With everyone agreeing the roads are in bad shape and need to be fixed, talk turned to the problem with the way the state generates revenue for roads — specifically the gas tax.
With cars becoming increasingly fuel efficient, Walesewicz said there was no indication the annual decrease in demand for gasoline was going to be reversed, meaning revenue from the gas tax would continue to decline.
“The funding mechanism that the states are dealing with, that Wisconsin is dealing with, is really flawed,” Walesewicz said. “The formula, right now, is flawed and (state legislators) are going to have to come up with something.”
A number of solutions to the decline in gas tax revenues were discussed, including increasing the tax, imposing a “wheel tax” on vehicles or imposing a .5 percent sales tax on purchases.
Regardless of the chosen solution, there seemed to be agreement that a decision couldn’t be put off much longer.
“Nobody wants to raise the taxes but everybody wants the services and that’s the way it is,” Gurney’s Tom Innes said.
Even if there is a way to increase revenue, such as raising the gas tax, that might not generate the amount of revenue needed. Walesewicz estimated, based on the amount of gas sold in Iron County, that a 10-cent increase to the gas tax would generate $460,000 in additional revenue. While this sounds like a substantial increase, Swartz told the Daily Globe one mile of road costs roughly $100,000 to repave — meaning a 10-cent increase would only pay for an additional 4.6 miles of paving. Swartz said the county alone is responsible for maintaining roughly 66.7 miles of county trunk roads. While there is a concern about whether rural counties even had the capabilities to generate the necessary revenue themselves, another concern was also raised about whether the money would be evenly distributed throughout the state or be kept in the larger metropolitan areas.
“We don’t want to fight for what we generate, we need more than we generate,” Walesewicz said.
A solution to this fear would be to implement the changed system at a county level, rather than statewide, to ensure each county was at least receiving its own revenue.

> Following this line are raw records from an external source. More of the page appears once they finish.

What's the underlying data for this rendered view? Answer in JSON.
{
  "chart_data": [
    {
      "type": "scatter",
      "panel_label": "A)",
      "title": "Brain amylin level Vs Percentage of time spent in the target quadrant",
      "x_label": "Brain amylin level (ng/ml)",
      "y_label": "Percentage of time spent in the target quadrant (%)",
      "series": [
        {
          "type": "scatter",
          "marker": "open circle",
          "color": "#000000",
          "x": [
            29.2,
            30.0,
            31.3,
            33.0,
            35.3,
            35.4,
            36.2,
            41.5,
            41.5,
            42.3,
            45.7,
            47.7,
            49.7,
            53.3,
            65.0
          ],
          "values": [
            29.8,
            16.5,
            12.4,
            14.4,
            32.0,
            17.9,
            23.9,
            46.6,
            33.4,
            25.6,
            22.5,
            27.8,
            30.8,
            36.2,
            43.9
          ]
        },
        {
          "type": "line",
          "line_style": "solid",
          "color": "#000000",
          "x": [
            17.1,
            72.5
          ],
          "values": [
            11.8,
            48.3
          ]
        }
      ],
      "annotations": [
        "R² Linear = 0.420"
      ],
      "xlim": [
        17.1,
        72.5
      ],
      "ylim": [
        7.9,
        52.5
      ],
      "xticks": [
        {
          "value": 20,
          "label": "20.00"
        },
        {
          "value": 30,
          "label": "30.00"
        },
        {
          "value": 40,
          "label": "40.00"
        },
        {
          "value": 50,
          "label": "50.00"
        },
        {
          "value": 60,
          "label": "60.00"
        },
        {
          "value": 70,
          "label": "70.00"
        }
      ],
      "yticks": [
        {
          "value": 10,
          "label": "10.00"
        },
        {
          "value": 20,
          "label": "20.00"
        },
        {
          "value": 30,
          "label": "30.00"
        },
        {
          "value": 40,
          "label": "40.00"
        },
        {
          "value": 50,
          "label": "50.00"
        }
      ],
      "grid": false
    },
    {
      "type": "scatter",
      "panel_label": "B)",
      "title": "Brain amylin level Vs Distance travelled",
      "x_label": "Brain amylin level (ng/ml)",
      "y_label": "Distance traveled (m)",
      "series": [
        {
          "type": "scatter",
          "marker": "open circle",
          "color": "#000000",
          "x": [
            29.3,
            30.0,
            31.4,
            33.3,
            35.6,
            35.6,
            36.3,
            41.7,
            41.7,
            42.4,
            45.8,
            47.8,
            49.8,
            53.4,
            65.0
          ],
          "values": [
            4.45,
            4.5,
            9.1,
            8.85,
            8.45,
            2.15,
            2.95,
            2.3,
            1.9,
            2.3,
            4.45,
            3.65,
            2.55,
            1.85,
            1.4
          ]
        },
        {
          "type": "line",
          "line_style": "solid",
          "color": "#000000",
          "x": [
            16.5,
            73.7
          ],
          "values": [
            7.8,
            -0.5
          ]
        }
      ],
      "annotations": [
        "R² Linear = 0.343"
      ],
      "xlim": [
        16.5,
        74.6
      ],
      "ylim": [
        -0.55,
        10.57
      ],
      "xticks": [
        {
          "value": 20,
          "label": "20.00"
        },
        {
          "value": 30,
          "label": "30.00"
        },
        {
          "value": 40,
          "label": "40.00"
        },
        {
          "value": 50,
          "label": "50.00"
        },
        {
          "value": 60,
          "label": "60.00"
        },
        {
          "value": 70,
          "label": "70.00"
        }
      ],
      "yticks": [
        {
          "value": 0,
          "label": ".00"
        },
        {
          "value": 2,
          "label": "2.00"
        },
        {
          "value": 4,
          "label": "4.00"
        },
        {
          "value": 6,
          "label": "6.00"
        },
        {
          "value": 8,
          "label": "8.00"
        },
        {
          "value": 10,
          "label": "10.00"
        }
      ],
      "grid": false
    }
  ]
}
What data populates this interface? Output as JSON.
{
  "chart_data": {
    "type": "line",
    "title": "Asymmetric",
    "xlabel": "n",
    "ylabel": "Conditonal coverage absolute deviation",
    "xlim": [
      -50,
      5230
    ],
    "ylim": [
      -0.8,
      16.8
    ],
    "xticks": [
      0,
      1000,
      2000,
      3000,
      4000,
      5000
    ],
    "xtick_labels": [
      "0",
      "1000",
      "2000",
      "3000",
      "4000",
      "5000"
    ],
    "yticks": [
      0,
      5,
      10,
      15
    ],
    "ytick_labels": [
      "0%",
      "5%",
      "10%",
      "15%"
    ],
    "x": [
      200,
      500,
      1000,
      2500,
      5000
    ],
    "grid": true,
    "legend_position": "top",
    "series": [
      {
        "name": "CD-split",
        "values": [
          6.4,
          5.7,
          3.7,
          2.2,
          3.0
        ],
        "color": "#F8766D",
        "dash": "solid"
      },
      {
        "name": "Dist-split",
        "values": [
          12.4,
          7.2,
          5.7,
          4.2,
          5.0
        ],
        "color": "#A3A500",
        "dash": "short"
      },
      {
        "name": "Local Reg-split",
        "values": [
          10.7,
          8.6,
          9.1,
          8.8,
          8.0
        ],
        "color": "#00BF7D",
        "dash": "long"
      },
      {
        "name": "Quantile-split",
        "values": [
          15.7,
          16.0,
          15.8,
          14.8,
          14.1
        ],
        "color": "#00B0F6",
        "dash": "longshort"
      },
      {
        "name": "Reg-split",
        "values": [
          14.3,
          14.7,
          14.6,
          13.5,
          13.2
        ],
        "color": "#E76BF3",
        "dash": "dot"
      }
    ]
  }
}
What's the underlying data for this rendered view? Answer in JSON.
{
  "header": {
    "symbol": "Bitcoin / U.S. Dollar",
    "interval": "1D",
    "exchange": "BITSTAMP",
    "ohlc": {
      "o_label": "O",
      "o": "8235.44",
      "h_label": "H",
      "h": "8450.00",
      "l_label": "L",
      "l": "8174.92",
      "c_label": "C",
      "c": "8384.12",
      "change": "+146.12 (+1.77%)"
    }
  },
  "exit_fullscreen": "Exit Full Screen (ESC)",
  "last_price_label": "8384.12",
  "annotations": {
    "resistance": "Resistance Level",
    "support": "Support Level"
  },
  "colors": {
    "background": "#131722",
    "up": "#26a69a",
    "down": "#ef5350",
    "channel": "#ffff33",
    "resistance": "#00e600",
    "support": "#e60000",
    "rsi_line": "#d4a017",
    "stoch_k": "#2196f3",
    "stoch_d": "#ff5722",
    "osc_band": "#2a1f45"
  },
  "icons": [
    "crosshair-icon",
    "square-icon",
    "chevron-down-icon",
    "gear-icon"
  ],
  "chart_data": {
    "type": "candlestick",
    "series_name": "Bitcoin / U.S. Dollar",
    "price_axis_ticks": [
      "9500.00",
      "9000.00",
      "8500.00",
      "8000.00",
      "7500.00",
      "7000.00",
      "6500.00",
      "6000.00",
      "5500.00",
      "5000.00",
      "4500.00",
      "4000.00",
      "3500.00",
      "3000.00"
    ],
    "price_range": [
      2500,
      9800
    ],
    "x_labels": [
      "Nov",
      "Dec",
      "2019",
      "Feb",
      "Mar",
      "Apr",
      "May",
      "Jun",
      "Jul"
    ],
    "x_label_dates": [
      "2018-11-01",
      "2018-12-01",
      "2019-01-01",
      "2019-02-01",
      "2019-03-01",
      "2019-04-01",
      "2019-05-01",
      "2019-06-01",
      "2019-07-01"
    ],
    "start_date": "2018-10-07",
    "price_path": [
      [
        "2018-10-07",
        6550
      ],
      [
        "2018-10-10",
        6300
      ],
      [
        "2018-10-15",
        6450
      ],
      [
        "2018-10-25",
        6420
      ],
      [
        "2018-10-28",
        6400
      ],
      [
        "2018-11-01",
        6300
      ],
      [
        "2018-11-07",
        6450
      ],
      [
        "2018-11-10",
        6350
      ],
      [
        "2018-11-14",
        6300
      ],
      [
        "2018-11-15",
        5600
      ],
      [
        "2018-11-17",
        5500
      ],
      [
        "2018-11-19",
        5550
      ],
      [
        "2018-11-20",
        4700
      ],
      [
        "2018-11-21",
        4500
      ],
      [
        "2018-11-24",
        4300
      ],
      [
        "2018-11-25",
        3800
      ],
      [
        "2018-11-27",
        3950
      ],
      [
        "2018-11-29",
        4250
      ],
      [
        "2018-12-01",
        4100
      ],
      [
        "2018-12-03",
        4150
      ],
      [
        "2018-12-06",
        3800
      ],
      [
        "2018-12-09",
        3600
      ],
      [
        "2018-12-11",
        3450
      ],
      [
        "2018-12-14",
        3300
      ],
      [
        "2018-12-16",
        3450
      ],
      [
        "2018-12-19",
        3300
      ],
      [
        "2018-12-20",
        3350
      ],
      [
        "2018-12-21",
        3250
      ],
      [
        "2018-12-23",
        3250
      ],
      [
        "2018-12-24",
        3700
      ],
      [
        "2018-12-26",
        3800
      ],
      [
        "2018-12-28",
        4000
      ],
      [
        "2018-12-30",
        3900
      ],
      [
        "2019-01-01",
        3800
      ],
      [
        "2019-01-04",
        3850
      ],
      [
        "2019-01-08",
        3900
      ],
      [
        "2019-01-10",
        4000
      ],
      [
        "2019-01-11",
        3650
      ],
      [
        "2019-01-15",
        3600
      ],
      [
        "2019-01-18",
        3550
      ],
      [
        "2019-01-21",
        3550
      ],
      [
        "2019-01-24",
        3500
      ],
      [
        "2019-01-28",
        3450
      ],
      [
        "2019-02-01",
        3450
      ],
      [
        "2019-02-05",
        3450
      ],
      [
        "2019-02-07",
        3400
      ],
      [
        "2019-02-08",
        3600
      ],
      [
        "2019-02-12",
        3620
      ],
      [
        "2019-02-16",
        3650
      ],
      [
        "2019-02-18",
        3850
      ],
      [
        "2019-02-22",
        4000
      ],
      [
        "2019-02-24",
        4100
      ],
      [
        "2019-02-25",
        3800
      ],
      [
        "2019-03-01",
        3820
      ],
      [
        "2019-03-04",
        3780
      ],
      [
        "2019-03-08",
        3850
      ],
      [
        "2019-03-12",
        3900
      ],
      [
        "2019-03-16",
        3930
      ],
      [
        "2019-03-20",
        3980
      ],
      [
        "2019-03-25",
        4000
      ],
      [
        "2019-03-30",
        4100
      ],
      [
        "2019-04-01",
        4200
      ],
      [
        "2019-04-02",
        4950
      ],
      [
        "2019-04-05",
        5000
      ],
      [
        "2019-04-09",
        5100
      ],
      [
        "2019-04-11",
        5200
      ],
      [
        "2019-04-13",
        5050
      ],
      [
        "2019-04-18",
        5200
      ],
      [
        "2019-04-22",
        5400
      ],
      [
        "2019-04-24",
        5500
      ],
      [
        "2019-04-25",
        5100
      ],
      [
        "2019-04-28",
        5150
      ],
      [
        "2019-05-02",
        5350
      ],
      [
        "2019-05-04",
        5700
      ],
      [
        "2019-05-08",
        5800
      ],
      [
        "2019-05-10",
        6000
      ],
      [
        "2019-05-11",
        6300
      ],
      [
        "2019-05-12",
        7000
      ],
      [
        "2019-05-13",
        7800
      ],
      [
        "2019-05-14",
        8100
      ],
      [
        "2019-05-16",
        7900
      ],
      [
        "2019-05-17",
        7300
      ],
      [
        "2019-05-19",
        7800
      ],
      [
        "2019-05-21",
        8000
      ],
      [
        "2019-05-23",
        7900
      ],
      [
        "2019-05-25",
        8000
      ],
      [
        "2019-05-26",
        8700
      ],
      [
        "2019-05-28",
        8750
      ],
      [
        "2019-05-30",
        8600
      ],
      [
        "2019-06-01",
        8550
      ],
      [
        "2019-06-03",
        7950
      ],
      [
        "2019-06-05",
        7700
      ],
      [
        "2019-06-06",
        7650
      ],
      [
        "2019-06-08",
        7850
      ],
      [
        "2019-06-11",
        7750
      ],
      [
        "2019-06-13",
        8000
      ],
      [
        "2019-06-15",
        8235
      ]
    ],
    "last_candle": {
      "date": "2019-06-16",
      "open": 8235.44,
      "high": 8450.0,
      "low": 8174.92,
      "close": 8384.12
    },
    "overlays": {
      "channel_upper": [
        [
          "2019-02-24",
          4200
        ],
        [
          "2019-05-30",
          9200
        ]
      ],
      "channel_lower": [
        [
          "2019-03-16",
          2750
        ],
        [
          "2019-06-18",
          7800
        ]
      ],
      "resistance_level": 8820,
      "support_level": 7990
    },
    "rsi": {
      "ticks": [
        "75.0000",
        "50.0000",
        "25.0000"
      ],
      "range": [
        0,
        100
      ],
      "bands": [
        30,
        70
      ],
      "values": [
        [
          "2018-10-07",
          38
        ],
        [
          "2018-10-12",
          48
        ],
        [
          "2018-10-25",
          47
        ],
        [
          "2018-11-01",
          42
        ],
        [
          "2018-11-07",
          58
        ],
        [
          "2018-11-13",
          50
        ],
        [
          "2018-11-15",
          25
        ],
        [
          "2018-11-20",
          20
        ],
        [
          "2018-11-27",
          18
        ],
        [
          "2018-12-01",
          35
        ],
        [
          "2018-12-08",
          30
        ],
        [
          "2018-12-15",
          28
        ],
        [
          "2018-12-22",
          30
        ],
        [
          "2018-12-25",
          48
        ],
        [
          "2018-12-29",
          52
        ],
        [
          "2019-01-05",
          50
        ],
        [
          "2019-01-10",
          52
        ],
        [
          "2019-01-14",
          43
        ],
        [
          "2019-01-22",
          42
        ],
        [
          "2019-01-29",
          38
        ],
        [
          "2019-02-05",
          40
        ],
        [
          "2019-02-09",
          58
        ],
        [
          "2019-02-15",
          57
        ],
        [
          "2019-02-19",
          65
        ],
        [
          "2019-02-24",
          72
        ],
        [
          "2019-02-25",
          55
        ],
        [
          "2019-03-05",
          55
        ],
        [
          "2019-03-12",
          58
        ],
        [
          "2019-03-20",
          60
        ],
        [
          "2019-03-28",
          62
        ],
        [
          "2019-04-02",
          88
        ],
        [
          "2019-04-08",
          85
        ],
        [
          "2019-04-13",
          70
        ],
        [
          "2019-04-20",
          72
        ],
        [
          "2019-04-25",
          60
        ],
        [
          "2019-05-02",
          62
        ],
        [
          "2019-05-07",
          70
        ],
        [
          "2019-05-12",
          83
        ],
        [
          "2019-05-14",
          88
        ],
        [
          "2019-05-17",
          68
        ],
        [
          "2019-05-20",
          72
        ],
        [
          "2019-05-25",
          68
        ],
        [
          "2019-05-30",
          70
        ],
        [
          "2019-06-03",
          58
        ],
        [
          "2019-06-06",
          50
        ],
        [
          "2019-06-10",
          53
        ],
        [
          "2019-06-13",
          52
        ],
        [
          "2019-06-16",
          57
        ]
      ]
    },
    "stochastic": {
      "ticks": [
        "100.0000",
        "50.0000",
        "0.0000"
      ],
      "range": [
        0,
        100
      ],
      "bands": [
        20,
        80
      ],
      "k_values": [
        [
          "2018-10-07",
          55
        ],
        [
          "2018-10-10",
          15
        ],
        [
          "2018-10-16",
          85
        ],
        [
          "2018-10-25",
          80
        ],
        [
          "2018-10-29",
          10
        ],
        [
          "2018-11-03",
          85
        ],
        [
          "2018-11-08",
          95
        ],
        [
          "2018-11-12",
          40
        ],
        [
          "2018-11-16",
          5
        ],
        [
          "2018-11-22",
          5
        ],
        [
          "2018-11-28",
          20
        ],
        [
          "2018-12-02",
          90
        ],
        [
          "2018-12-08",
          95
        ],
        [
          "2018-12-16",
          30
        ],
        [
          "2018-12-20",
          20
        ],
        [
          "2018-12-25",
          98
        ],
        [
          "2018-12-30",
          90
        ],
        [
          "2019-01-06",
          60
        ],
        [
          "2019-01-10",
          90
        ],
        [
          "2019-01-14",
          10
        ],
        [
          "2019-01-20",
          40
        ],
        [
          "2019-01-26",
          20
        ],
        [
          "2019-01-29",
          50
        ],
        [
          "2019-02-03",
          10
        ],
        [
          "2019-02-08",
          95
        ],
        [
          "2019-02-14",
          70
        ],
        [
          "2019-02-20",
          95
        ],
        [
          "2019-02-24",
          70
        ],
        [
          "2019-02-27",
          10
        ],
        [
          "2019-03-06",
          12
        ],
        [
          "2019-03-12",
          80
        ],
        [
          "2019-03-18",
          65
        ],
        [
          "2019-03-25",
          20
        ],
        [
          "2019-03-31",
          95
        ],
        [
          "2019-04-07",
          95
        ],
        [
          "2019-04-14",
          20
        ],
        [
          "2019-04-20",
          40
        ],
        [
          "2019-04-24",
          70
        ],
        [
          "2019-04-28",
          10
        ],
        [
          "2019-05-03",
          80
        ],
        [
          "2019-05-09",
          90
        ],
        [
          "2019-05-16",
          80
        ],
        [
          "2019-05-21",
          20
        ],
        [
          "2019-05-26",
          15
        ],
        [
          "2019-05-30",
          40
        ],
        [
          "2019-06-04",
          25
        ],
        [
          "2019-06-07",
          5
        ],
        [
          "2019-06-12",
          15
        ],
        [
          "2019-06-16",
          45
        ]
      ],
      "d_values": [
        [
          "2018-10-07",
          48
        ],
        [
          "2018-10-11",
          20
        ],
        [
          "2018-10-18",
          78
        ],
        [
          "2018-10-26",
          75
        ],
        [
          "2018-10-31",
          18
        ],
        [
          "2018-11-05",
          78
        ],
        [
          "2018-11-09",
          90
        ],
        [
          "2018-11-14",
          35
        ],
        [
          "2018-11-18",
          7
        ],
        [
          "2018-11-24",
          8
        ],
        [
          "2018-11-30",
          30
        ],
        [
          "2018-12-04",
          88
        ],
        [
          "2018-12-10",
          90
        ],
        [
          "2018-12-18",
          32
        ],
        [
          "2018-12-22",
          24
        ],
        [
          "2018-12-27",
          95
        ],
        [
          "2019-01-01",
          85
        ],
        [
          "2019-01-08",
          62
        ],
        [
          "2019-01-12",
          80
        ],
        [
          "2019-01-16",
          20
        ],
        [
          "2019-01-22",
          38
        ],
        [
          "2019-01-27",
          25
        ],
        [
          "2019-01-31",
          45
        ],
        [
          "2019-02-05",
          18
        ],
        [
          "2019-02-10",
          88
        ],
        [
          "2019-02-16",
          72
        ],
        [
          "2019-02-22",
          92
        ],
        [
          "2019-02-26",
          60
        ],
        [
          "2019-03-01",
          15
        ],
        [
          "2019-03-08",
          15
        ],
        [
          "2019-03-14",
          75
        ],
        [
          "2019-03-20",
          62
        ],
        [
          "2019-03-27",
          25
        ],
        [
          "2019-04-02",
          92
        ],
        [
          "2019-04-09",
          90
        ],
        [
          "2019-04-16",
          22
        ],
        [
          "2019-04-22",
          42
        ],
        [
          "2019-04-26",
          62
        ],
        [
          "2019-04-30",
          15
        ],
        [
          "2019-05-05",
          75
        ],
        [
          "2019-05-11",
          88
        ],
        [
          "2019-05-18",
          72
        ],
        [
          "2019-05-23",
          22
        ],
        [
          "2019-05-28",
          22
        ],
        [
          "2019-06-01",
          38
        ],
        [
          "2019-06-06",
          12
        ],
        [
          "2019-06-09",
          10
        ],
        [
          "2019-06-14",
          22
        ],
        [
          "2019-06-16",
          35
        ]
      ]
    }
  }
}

The towns aren’t the only ones have troubling keeping up with the necessary work to maintain roads.
Swartz said that if Iron County was to replace the 66.7 miles of county roads every 20 years, its workers would have to do work on roughly 3 miles of road per year. According to Swartz, work is currently being done on roughly 1.2 to 1.7 miles each year.
Other than talking about possible solutions, there is little local municipalities can do without state action to solve the overall problems.
“(Resolutions and contacting legislators are) about the only leverage we have,” Innes said.
The meeting ended with an agreement that Iron County, along with every town and city, would pass a resolution demanding action from Walker and the state government in the hope that enough counties express the desire for action that the state is forced to act.